WOw that is awesome. MY DD had been working on hers for a year, always incredible close with the one finger spot, a new girl to her group tried it for two weeks and got it! DD was thrilled for her, but couldn't work out how she did it. All in the timing eh?

Great job to both of you.
 
Yes, the bitter and the sweet of it all. Way to go for your DS and tell younger DS it will work itself out!

I have an older gymmie who's been working her kip for near two years now, not missing hardly a practice until this September. She's a freshman in HS and took some time off to do volleyball, coming in for the last hour of practice each practice day, usually missing bars. First full practice back is an ankle weight practice on bars. And Low and Behold, she makes her first kip ever by herself!!! It was highly exciting! Took weights off and the timing just isn't quite there... but it's so close! What was neat was it wasn't just a bent arms, throw the chest over the bar kip... it was beautiful and with near straight arms!
 
That's incredible! I had a little girl come in who saw her older sister do kips and just started trying them by herself. She managed to make a few with really no formal kip training, but she missed more often than not. I was still amazed that this kid who had maybe a few months of recreational gym could just pull a kip out of nowhere!
 
Wow, I've never had anyone learn one that fast!

My best is 2 months I think! We started learning them in April and she had it by June - I told them that anyone who could get their kip before Christmas got a prize. Of course they all thought they would get it easily! Only one prize was given, however! (This was 2009) Even now I still have 2 gymnasts waiting to get their kips from that same bunch of girls! I had one session this summer where 3 of them got it one after another - I must have been doing something right that day!
 
My DS is very well developed physically for his age. Looks more like a 16 yo. Has a lot of muscle strength and body tension. He only does two hours a week gymnastics (by choice) but does other sports, bmx, Australian rules football, touch football. He has also started work as a trolley boy at one of the supermarkets. All of these sports/activities have developed upper body strength and core strength.

I have always known that there is a lot of strength involved in doing a kip and this has just reinforced this. I think also it is much easier to teach an older gymnast the mechanics of a kip. Teaching a proper glide swing could take weeks for an 8yo but 14 yo with enough stomach muscles and core strength could do straight away.
 
I know this post is a bit old, but since I just discovered it, I thought I'd chime in.

I've coached two different girls who both learned a kip their very first time trying it - without ever having seen it before / knowing what it was.

The first girl was 9 at the time.

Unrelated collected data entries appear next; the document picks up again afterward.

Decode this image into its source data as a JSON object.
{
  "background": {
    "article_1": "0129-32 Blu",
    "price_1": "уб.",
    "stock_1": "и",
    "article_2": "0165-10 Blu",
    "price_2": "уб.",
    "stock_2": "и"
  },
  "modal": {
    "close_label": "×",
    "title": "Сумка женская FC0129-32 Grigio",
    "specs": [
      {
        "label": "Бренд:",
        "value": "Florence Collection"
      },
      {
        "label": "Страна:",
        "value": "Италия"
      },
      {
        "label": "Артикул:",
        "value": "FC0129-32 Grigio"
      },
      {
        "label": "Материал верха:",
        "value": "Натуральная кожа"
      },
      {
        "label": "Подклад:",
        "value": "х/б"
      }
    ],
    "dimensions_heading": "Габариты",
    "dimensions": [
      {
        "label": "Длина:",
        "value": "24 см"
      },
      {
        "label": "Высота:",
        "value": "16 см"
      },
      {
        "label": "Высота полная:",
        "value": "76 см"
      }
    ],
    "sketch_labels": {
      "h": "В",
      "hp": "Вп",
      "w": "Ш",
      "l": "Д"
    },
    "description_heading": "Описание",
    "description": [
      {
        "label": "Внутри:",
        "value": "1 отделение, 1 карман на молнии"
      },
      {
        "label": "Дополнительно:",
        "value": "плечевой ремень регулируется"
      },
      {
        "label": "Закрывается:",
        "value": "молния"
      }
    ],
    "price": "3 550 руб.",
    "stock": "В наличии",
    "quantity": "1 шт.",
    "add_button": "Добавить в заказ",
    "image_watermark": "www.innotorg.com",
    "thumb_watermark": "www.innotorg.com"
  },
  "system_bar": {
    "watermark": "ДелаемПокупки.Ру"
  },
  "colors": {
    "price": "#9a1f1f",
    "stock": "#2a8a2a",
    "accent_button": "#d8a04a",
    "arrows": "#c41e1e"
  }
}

She was one of the most talented kids I have ever taught. At a TINY gym, she was the highest level, so she didn't even have older kids to watch. Never seen a kip before, never done any drills for it, got it first try. Every skill I ever taught her, she was able to get reasonably well by herself within 3 tries (kips, flyaways, cast handstand, back tucks, back layouts, front & back aerials, BHS on beam, etc.) All I'd have to do was describe it to her and she could do it. She competed level 5 her first year of gymnastics and level 6/7 while training level 8 her second. She made TOPs national testing the summer after she started gymnastics (between levels 5 and 6/7), flew out to the Karolyi's, but didn't quite make the team. She wound up dropping out of gymnastics after 2 years because of a messy parental divorce. It was such a shame.

The second kid was just recently, at the gym I coach at now. She's 8, level 4 and while I'm sure she's seen kids kip before (it's a large gym with a big team) I don't know that she ever really payed attention to what it was. Got it her first try. Then we told her what a drop kip was and she did that too. Now if only she could remember her routines...

Oh, and I forgot to mention that both of the girls did pretty much straight arm kips. Not 100% perfect, but definitely not the bendy arm, struggling-to-get-on-the-bar kip a lot of kids do their first few weeks/months of learning the kip.